Methods: Subjects underwent routine history, pain questionnaire/visual analog scale (VAS), and physical examination with massage of the prostate to obtain EPS for microbiologic culture and stained for WBCs with safranin red and crystal violet to quantify leukocytes. Assessment of internal myofascial painful trigger points was done and surface anorectal electromyography (EMG) performed. Patients were then treated with weekly myofascial release massage and ischemic compression of trigger points. Reassessment of patients was performed after a minimum of 3 months of therapy.

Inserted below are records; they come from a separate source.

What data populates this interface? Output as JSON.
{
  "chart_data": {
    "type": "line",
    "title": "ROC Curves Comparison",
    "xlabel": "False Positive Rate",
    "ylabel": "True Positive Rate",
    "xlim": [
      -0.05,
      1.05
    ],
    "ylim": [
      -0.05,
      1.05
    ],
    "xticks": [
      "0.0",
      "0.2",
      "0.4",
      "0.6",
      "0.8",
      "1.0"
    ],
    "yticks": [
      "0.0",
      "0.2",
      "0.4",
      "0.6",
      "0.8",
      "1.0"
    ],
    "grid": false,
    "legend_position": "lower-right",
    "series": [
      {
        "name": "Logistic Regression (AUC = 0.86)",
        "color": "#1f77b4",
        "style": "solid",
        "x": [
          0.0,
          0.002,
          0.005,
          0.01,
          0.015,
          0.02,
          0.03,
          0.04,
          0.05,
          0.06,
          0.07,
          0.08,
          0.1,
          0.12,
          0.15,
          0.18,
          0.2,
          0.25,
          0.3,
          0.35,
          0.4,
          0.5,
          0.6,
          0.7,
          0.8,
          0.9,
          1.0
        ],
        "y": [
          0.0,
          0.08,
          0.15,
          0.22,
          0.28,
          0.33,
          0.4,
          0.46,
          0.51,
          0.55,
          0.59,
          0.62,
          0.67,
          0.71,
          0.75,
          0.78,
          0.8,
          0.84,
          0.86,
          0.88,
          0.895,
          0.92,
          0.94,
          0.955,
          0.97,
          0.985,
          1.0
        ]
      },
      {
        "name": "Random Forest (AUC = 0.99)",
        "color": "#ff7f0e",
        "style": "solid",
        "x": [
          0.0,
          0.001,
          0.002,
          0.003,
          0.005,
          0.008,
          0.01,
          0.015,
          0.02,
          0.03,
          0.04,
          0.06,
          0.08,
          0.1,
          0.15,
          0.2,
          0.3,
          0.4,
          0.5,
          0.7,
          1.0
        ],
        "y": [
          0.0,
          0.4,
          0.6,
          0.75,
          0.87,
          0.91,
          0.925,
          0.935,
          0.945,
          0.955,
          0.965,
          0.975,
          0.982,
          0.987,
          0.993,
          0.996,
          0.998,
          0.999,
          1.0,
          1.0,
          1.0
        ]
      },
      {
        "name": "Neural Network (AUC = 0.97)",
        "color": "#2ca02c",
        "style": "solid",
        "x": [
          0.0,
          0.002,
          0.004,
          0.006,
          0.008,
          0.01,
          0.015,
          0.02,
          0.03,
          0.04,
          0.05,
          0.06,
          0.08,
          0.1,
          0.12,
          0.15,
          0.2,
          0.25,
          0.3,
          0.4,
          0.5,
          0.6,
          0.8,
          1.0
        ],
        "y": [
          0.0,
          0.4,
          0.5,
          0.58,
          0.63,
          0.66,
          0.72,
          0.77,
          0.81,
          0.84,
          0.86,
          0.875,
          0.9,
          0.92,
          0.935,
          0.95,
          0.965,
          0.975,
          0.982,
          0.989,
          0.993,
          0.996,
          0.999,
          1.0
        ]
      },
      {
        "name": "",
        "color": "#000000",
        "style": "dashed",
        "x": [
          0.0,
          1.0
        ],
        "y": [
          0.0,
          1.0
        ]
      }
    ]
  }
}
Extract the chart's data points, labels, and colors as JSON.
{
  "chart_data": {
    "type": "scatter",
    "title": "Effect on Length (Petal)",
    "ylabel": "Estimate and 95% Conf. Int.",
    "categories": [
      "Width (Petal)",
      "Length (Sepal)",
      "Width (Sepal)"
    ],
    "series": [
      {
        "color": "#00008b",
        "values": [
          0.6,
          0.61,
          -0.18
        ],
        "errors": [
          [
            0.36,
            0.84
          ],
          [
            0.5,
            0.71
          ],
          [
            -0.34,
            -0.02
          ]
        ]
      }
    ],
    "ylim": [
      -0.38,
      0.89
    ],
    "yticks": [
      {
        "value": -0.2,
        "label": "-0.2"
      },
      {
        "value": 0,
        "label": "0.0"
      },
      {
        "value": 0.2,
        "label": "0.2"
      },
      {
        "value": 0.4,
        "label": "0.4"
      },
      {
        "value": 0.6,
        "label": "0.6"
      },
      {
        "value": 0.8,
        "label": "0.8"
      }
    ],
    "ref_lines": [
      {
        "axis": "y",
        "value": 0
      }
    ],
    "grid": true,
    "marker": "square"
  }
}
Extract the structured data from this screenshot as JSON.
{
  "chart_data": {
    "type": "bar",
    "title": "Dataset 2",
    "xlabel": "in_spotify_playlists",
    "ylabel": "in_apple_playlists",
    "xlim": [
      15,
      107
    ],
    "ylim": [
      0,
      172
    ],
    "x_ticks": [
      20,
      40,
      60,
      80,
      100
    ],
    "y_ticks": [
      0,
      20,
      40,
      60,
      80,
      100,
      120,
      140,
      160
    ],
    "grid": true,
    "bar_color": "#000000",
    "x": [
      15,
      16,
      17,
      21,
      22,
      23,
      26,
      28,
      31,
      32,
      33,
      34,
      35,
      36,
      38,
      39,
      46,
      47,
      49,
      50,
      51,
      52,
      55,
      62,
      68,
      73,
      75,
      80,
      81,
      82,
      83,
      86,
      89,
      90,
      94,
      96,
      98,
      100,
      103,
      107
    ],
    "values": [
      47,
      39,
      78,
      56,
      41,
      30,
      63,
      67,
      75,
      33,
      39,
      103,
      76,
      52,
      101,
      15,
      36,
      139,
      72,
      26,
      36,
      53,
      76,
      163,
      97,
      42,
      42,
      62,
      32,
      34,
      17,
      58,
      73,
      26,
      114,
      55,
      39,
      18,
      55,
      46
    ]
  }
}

Results: 23 subjects (23 - 71 years old) were enrolled. They had an initial median VAS score of 6.7 (range 0 - 10), an initial median pain score of 15.5 (range 0 - 40), and an initial median urinary symptom score of 10.4 (range 0 - 28). Median resting anorectal surface EMG was 13.00 micro;V. Each patient underwent a median of 18 myofascial release treatments. Patients followed a minimum of 3 months revealed median resting EMG of 6.40 micro;V, VAS score of 4.3, pain score of 9.7, and urinary score of 7.0.
Conclusions: Internal myofascial release therapy represents an alternative medical therapy for chronic prostatitis that may be effective over a durable time course. Source of funding: none.